Inferioritas Perempuan


Sejak saat dini, anak-anak membayangkan berjodoh dengan pasangan sempurna dari jenis berlainan. Anak perempuan belajar memandang pada pacarnya. Dia juga belajar melihat dirinya bersandar di pundak kekasihnya. Lain daripada itu, ia membayangkan kekasih yang menciumnya dan berbisik di telinganya. Si perempuan juga belajar untuk jadi penakut sehingga sang kekasih dapat melindunginya, belajar menangis hingga habis air matanya. Anak-anak perempuan mengenakan pakaian pria yang kedodoran hingga tampak makin kecil. Pemusatan hasrat  atau cathexis ini adalah kekuatan luar biasa yang melanggenggkan orde gender. Hal ini tidak Cuma mengatur ketertarikan seseorang terhadap lawan jenis, tetapi juga mencetak orang tersebut agar menjadi menarik bagi lawan jenis. Anak perempuan mendamba jadi kecil dan lembut, sedangkan anak laki-laki menjadi besar dan kuat. Semua hal ini adalah contoh dominasi pencitraan diri yang didukung oleh masyarakat. Pencitraan kadang tidak sejalan dengan perkembangan olahraga oleh perempuan yang memerlukan kekuatan, tinggi dan bobot tubuh.

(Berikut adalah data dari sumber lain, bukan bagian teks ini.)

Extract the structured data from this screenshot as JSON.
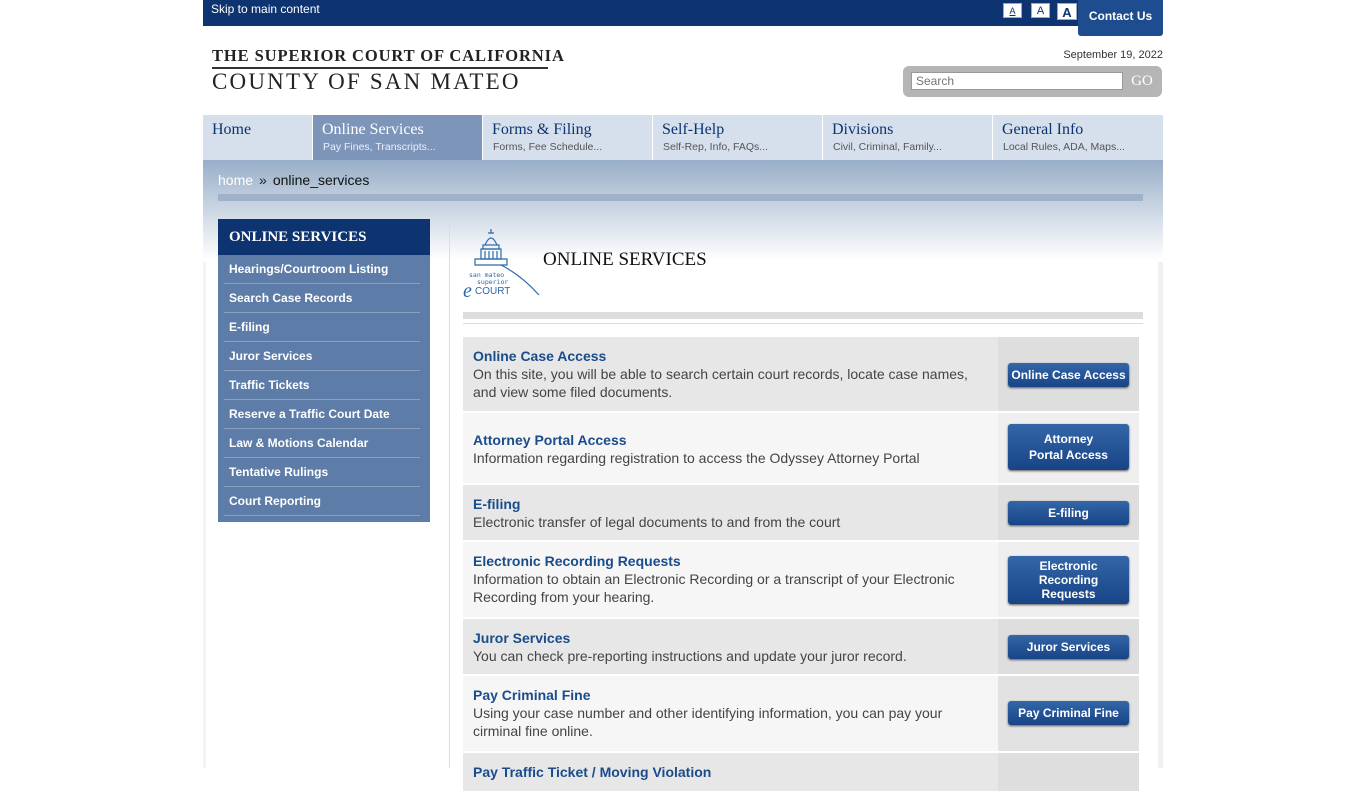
{
  "topbar": {
    "skip_link": "Skip to main content",
    "font_small": "A",
    "font_medium": "A",
    "font_large": "A",
    "contact": "Contact Us"
  },
  "header": {
    "logo_line1": "THE SUPERIOR COURT OF CALIFORNIA",
    "logo_line2": "COUNTY OF SAN MATEO",
    "date": "September 19, 2022",
    "search_placeholder": "Search",
    "go": "GO"
  },
  "nav": [
    {
      "title": "Home",
      "sub": ""
    },
    {
      "title": "Online Services",
      "sub": "Pay Fines, Transcripts..."
    },
    {
      "title": "Forms & Filing",
      "sub": "Forms, Fee Schedule..."
    },
    {
      "title": "Self-Help",
      "sub": "Self-Rep, Info, FAQs..."
    },
    {
      "title": "Divisions",
      "sub": "Civil, Criminal, Family..."
    },
    {
      "title": "General Info",
      "sub": "Local Rules, ADA, Maps..."
    }
  ],
  "breadcrumb": {
    "home": "home",
    "sep": "»",
    "current": "online_services"
  },
  "sidebar": {
    "title": "ONLINE SERVICES",
    "items": [
      "Hearings/Courtroom Listing",
      "Search Case Records",
      "E-filing",
      "Juror Services",
      "Traffic Tickets",
      "Reserve a Traffic Court Date",
      "Law & Motions Calendar",
      "Tentative Rulings",
      "Court Reporting"
    ]
  },
  "logo_ecourt": {
    "line1": "san mateo",
    "line2": "superior",
    "e": "e",
    "court": "COURT"
  },
  "main": {
    "title": "ONLINE SERVICES",
    "services": [
      {
        "name": "Online Case Access",
        "desc": "On this site, you will be able to search certain court records, locate case names, and view some filed documents.",
        "button": "Online Case Access"
      },
      {
        "name": "Attorney Portal Access",
        "desc": "Information regarding registration to access the Odyssey Attorney Portal",
        "button_line1": "Attorney",
        "button_line2": "Portal Access"
      },
      {
        "name": "E-filing",
        "desc": "Electronic transfer of legal documents to and from the court",
        "button": "E-filing"
      },
      {
        "name": "Electronic Recording Requests",
        "desc": "Information to obtain an Electronic Recording or a transcript of your Electronic Recording from your hearing.",
        "button_line1": "Electronic",
        "button_line2": "Recording",
        "button_line3": "Requests"
      },
      {
        "name": "Juror Services",
        "desc": "You can check pre-reporting instructions and update your juror record.",
        "button": "Juror Services"
      },
      {
        "name": "Pay Criminal Fine",
        "desc": "Using your case number and other identifying information, you can pay your cirminal fine online.",
        "button": "Pay Criminal Fine"
      },
      {
        "name": "Pay Traffic Ticket / Moving Violation"
      }
    ]
  }
}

Seorang atlet perempuan muda bahkan dibentuk agar menjadi menarik bagi laki-laki dan diiklankan melalui pelbagai publikasi seperti pada “Sport Illustrated for Woman.” Diet, tata rambut, cukur rambut (kaki dan kepala), obat penghilang nafsu makan, steroid, tato, tindik, rias wajah, semuanya demi memenuhi diri yang didambakan. Sikap konsumtif pada segala hal dikontrol oleh hasrat. Dan hebatnya, hasrat pun telah tergenderkan. Pakaian, riasan, kendaraan, rumah, perabot, kebun, makanan, rekreasi adalah perwujudan diri yang disetir oleh hasrat.